Reporting this story took me places I'm not sure I wanted to go. I've always loved Mississippi, but each new layer I unearthed made that love a more difficult and complex thing to maintain. I read James Meredith's hate mail. Not photocopies, the actual letters. I found my relative's name in the notebook, though never an explanation of why, and later, a photo of another great-uncle urging citizens to fight the feds. I realized for the first time how these symbols of Ole Miss football -- the flag and "Dixie" and even "Hotty Toddy" -- were once used as weapons. How for a third of my fellow Mississippians, those images bring back fear. I found myself wishing I didn't know any of this. That scared me.

But I did know, and now I had an answer to a question first asked in the library: What is the cost? I won't ever look at a Rebel flag the same again. Although I like "Dixie," especially when it's played slow, if it were never played again, I would be OK with that. Strangely, my biggest fear was that I'd be unable to enjoy Ole Miss football games, that I wouldn't be able to forget the images in my head from a time when these games served as a symbol of something else.

James Meredith
AP Photo
"It's about not accepting white supremacy," Meredith says of his motivation for integrating Ole Miss.

This past fall, the Rebels went a month without a home game, and that's when I did most of the library work on this story. I began to worry about the Auburn game. What if it was ruined for me? That morning, I got to my seats and searched inside for the first pangs of discomfort. I'm not sure what this says about me, but I still liked being there. Yes, it's OK to love Ole Miss football. It's part of me, just as the events of 47 years ago are. We are all of these things. They are our history. They are us. I didn't just feel shame researching this story. I felt pride in that group of guys, in Glynn and Sam and Louis and the rest. I am proud to have met them. I am fully aware that this will be the second story I've written ending with the Ole Miss band playing "Dixie." The first ran two years ago, an ode to Southern football, and that song made me think about my family. I still mean every word of that, as I do what I'm writing now, and believe that both can be true. Difficult and complex are not necessarily bad things.

Kickoff's close. I look up at the south end zone and see, in gigantic letters, "1962 National Champions." Seems some obscure poll voted the Rebels first. I read all the local coverage of that season, and there was no mention of this poll. But there it is, in huge letters. There's such a blurry line between fact and fiction about 1962 that nobody seems to mind that the university has rewritten history. Not only do we not like to talk about the past but we like to rearrange it to fit with our own ideas of what should have happened.
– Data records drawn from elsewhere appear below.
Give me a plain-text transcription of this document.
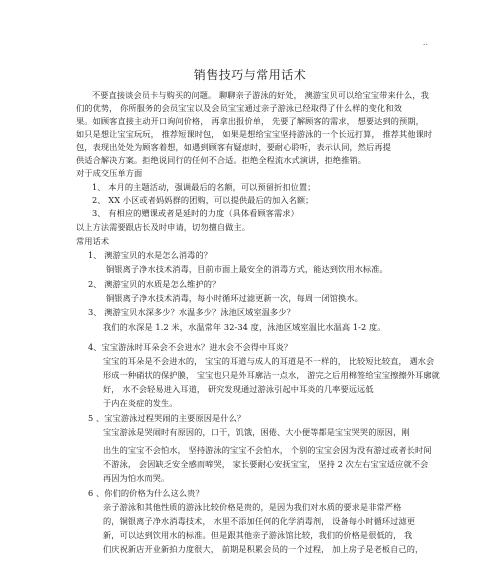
..
销售技巧与常用话术
不要直接谈会员卡与购买的问题。 聊聊亲子游泳的好处， 澳游宝贝可以给宝宝带来什么，我
们的优势， 你所服务的会员宝宝以及会员宝宝通过亲子游泳已经取得了什么样的变化和效
果。如顾客直接主动开口询问价格， 再拿出报价单， 先要了解顾客的需求， 想要达到的预期，
如只是想让宝宝玩玩， 推荐短课时包， 如果是想给宝宝坚持游泳的一个长远打算， 推荐其他课时
包，表现出处处为顾客着想，如遇到顾客有疑虑时，要耐心聆听，表示认同，然后再提
供适合解决方案。拒绝说同行的任何不合适。拒绝全程流水式演讲，拒绝推销。
对于成交压单方面
1、 本月的主题活动，强调最后的名额，可以预留折扣位置；
2、 XX 小区或者妈妈群的团购，可以提供最后的加入名额；
3、 有相应的赠课或者是延时的力度（具体看顾客需求）
以上方法需要跟店长及时申请，切勿擅自做主。
常用话术
1、 澳游宝贝的水是怎么消毒的？
铜银离子净水技术消毒，目前市面上最安全的消毒方式，能达到饮用水标准。
2、 澳游宝贝的水质是怎么维护的？
铜银离子净水技术消毒，每小时循环过滤更新一次，每周一闭馆换水。
3、 澳游宝贝水深多少？水温多少？泳池区域室温多少？
我们的水深是 1.2 米，水温常年 32-34 度，泳池区域室温比水温高 1-2 度。
4、宝宝游泳时耳朵会不会进水？进水会不会得中耳炎？
宝宝的耳朵是不会进水的， 宝宝的耳道与成人的耳道是不一样的， 比较短比较直， 遇水会
形成一种硝状的保护膜， 宝宝也只是外耳廓沾一点水， 游完之后用棉签给宝宝擦擦外耳廓就
好， 水不会轻易进入耳道， 研究发现通过游泳引起中耳炎的几率要远远低
于内在炎症的发生。
5 、宝宝游泳过程哭闹的主要原因是什么？
宝宝游泳是哭闹时有原因的，口干，饥饿，困倦、大小便等都是宝宝哭哭的原因，刚
出生的宝宝不会怕水， 坚持游泳的宝宝不会怕水， 个别的宝宝会因为没有游过或者长时间
不游泳， 会因缺乏安全感而啼哭， 家长要耐心安抚宝宝， 坚持 2 次左右宝宝适应就不会
再因为怕水而哭。
6 、你们的价格为什么这么贵？
亲子游泳和其他性质的游泳比较价格是贵的，是因为我们对水质的要求是非常严格
的，铜银离子净水消毒技术， 水里不添加任何的化学消毒剂， 设备每小时循环过滤更
新，可以达到饮用水的标准。但是跟其他亲子游泳馆比较，我们的价格是很低的， 我
们庆祝新店开业新拍力度很大， 前期是积累会员的一个过程， 加上房子是老板自己的，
This strikes me as dangerous: If we don't look at our flaws and culpability and learn from them, we seem doomed. The truth? The 1962 team was good, really good, especially considering the obstacles, but that year, USC was better.

The sign also brings me to the final question: What is the cost of not knowing? Many of the students here have no idea what really happened that night in front of the Lyceum. They know what I knew: brushstrokes and a few comfortable anecdotes. Maybe their families are different, but in my family, it wasn't discussed. I suspect their families are not different. Students here mostly believe what their parents believe; it's the reason the Daily Mississippian was the only daily student newspaper in America to endorse John McCain. Thoughts are handed down like monogrammed cuff links and engraved shotguns.

The band starts playing "From Dixie with Love." The moment's coming, one that makes me cringe, for the black students who have to hear it and for the white ones who have no idea what they're actually saying. The song speeds up near the end, and the crowd shakes once more. I don't know when this began, or why, but as it finishes, many of the students, some of them the grandchildren of those here in the long fall of 1962, yell, The South ... will ... rise ... again!